Meus olhos seguem a linha do seu dedo apontado para a folhagem acima de mim. No início, não tenho ideia de para o que ela esteja apontando, mas então, uns 13 metros acima, percebo a vaga forma na luz turva.

 

Mas de... de quê? Algum tipo de animal? Parece do tamanho de um guaxinim, mas está pendurado no galho, oscilando sempre ligeiramente. Há algo mais. Entre os sons noturnos familiares de uma floresta, meus ouvidos registram um baixo zumbido. Então percebo. É um ninho de vespas.

 

Medo me atravessa, mas eu tenho juízo suficiente de continuar parada. Depois de tudo, não sei que tipo de vespas vivem ali. Poderia ser o tipo comum deixe-nos-em-paz-e-nós-deixaremos-vocês-em-paz. Mas esses são os Jogos Vorazes, e comum não é a regra. É mais provável que elas sejam uma das mutações da Capital, as teleguiadas.

 

Como os jabberjays, aquelas vespas assassinas foram criadas em laboratório e posicionadas estrategicamente, como um campo minado, em torno dos distritos durante a guerra. Maiores do que as vespas normais, elas têm um sólido corpo especial de ouro e uma picada que gera um nódulo do tamanho de uma ameixa. A maior parte das pessoas não consegue tolerar mais que poucas picadas. Algumas morrem na primeira. Se você viver, as alucinações trazidas pelo veneno podem levar as pessoas à loucura. E há outra coisa, essas vespas vão caçar qualquer um que incomode seu ninho, atacá-lo e até matá-lo. É de onde a parte do nome “guiadas” vem.

 

Depois da guerra, a Capital destruiu todos os ninhos ao redor de suas cidades, mas os próximos aos distritos foram deixados intocados. Outro lembrete de nossa fraqueza, suponho, bem como os Jogos Vorazes. Outra razão para se manter dentro da cerca do Distrito 12. Quando Gale e eu chegávamos perto de um ninho de teleguiadas, nós imediatamente caminhávamos para a direção oposta.

 

Então é isso que está pendurado sobre mim? Olho de volta para Rue por ajuda, mas ela evaporou na sua árvore.

 

Dada as circunstâncias, penso que não importa que tipo de ninho de vespa é.

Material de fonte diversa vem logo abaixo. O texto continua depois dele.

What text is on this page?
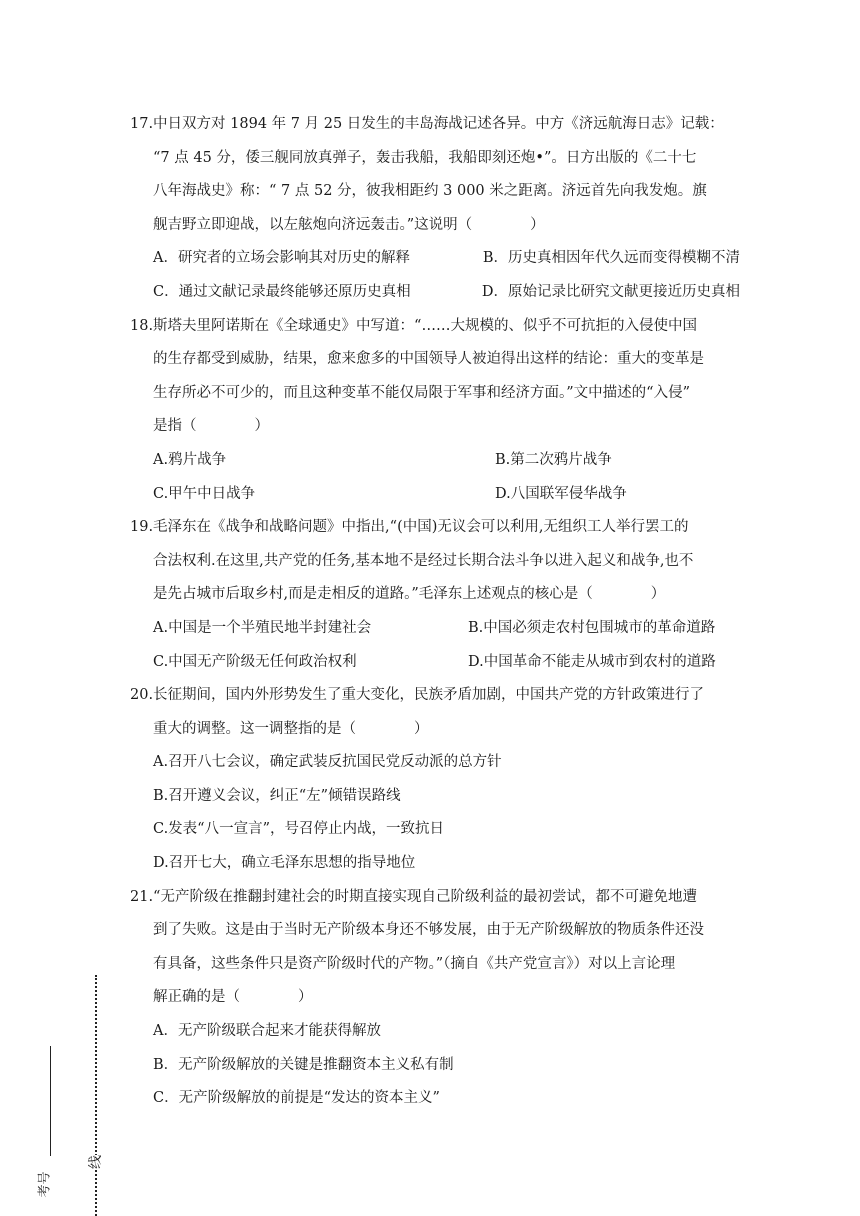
17.中日双方对 1894 年 7 月 25 日发生的丰岛海战记述各异。中方《济远航海日志》记载：

“7 点 45 分，倭三舰同放真弹子，轰击我船，我船即刻还炮•”。日方出版的《二十七

八年海战史》称：“ 7 点 52 分，彼我相距约 3 000 米之距离。济远首先向我发炮。旗

舰吉野立即迎战，以左舷炮向济远轰击。”这说明（　　　　）

A．研究者的立场会影响其对历史的解释	B．历史真相因年代久远而变得模糊不清
C．通过文献记录最终能够还原历史真相	D．原始记录比研究文献更接近历史真相

18.斯塔夫里阿诺斯在《全球通史》中写道：“……大规模的、似乎不可抗拒的入侵使中国

的生存都受到威胁，结果，愈来愈多的中国领导人被迫得出这样的结论：重大的变革是

生存所必不可少的，而且这种变革不能仅局限于军事和经济方面。”文中描述的“入侵”

是指（　　　　）

A.鸦片战争	B.第二次鸦片战争
C.甲午中日战争	D.八国联军侵华战争

19.毛泽东在《战争和战略问题》中指出,“(中国)无议会可以利用,无组织工人举行罢工的

合法权利.在这里,共产党的任务,基本地不是经过长期合法斗争以进入起义和战争,也不

是先占城市后取乡村,而是走相反的道路。”毛泽东上述观点的核心是（　　　　）

A.中国是一个半殖民地半封建社会	B.中国必须走农村包围城市的革命道路
C.中国无产阶级无任何政治权利	D.中国革命不能走从城市到农村的道路

20.长征期间，国内外形势发生了重大变化，民族矛盾加剧，中国共产党的方针政策进行了

重大的调整。这一调整指的是（　　　　）

A.召开八七会议，确定武装反抗国民党反动派的总方针

B.召开遵义会议，纠正“左”倾错误路线

C.发表“八一宣言”，号召停止内战，一致抗日

D.召开七大，确立毛泽东思想的指导地位

21.“无产阶级在推翻封建社会的时期直接实现自己阶级利益的最初尝试，都不可避免地遭

到了失败。这是由于当时无产阶级本身还不够发展，由于无产阶级解放的物质条件还没

有具备，这些条件只是资产阶级时代的产物。”（摘自《共产党宣言》）对以上言论理

解正确的是（　　　　）

A．无产阶级联合起来才能获得解放

B．无产阶级解放的关键是推翻资本主义私有制

C．无产阶级解放的前提是“发达的资本主义”

线
考号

Estou ferida e emboscada. A escuridão me dá um breve adiamento, mas no momento em que o sol subir, os Carreiristas formularão um plano para me matar. Não tem chance de eles fazerem de outra forma depois que eu os fiz parecerem estúpidos. Aquele ninho pode ser a única opção que eu tenho. Se eu pudesse derrubá-lo em cima deles, poderia ser capaz de escapar. Mas eu arriscaria minha vida no processo.

 

É claro, nunca serei capaz de me aproximar do ninho o bastante para soltá-lo. Terei que serrar o galho do tronco e mandar toda a coisa para baixo. A parte dentada da minha faca deve ser capaz de fazer isso. Mas minhas mãos seriam? E a vibração da serração levantará o enxame? E se os Carreiristas descobrirem o que estou fazendo e moverem seu acampamento? Isso iria acabar com todo o propósito.

 

Noto que a melhor chance que terei de fazer a serração sem ser notada será durante o hino. Que pode começar a qualquer instante. Arrasto-me para fora do meu saco, asseguro-me que minha faca está no meu cinto, e começo o meu caminho acima na árvore.

 

Isso em si é perigoso, visto que os galhos estão se tornando precariamente finos até para mim, mas persevero. Quando alcanço o galho que suporta o ninho, o zumbido se torna mais distintivo. Mas ainda é estranhamente fraco, se essas forem teleguiadas. É a fumaça, penso. Os sedaram. Essa foi uma das defesas que os rebeldes encontraram para combater as vespas.

 

O selo do Capital brilha acima de mim e o hino ruge. É agora ou nunca, penso, e começo a serrar.

 

Bolhas estouram na minha mão direita enquanto eu desajeitadamente arrasto a faca para trás e para frente. Logo que eu pego o entalhe, o trabalho requer menos esforço, mas é quase mais do que posso lidar. Cerro meus dentes e olho para o céu ocasionalmente para registrar se houve alguma morte hoje.

 

Está certo. A audiência ficará satisfeita me vendo machucada e forçada a subir nas árvores e com um grupo abaixo de mim. Mas o hino está acabando e estou apenas a três quartos do caminho pela madeira quando a música acaba, o céu fica escuro e sou forçada a parar.

 

E agora? Poderia provavelmente terminar o trabalho pela sensação do tato, mas esse pode não ser o plano mais esperto. Se as vespas estão muito debilitadas, se o ninho cair, se eu tentar escapar, isso tudo pode ser uma perda fatal de tempo. Melhor, penso, esgueirar-se aqui de madrugada e mandar o ninho para os inimigos.

 

Na luz fraca das tochas dos Carreiristas, movimento-me de volta para minha bifurcação para achar a melhor surpresa que eu já tive. Sobre meu saco de dormir está um pequeno pote de plástico preso a um paraquedas prateado. Meu primeiro presente de um patrocinador!

 

Haymitch deve ter mandando durante o hino. O pote cabe facilmente na palma da minha mão. O que pode ser? Não comida, com certeza. Desaperto a tampa e sei pelo cheiro que é remédio. Cautelosamente, examino a superfície do remédio. A pulsação nas pontas dos meus dedos some.

 

— Ah, Haymitch — sussurro. — Obrigada.

 

Ele não me abandonou. Nem me deixou para defender-me sozinha. O custo desse remédio deve ter sido astronômico. Provavelmente não um, mas vários patrocinadores contribuíram para comprar esse pequeno pote. Para mim, era sem preço.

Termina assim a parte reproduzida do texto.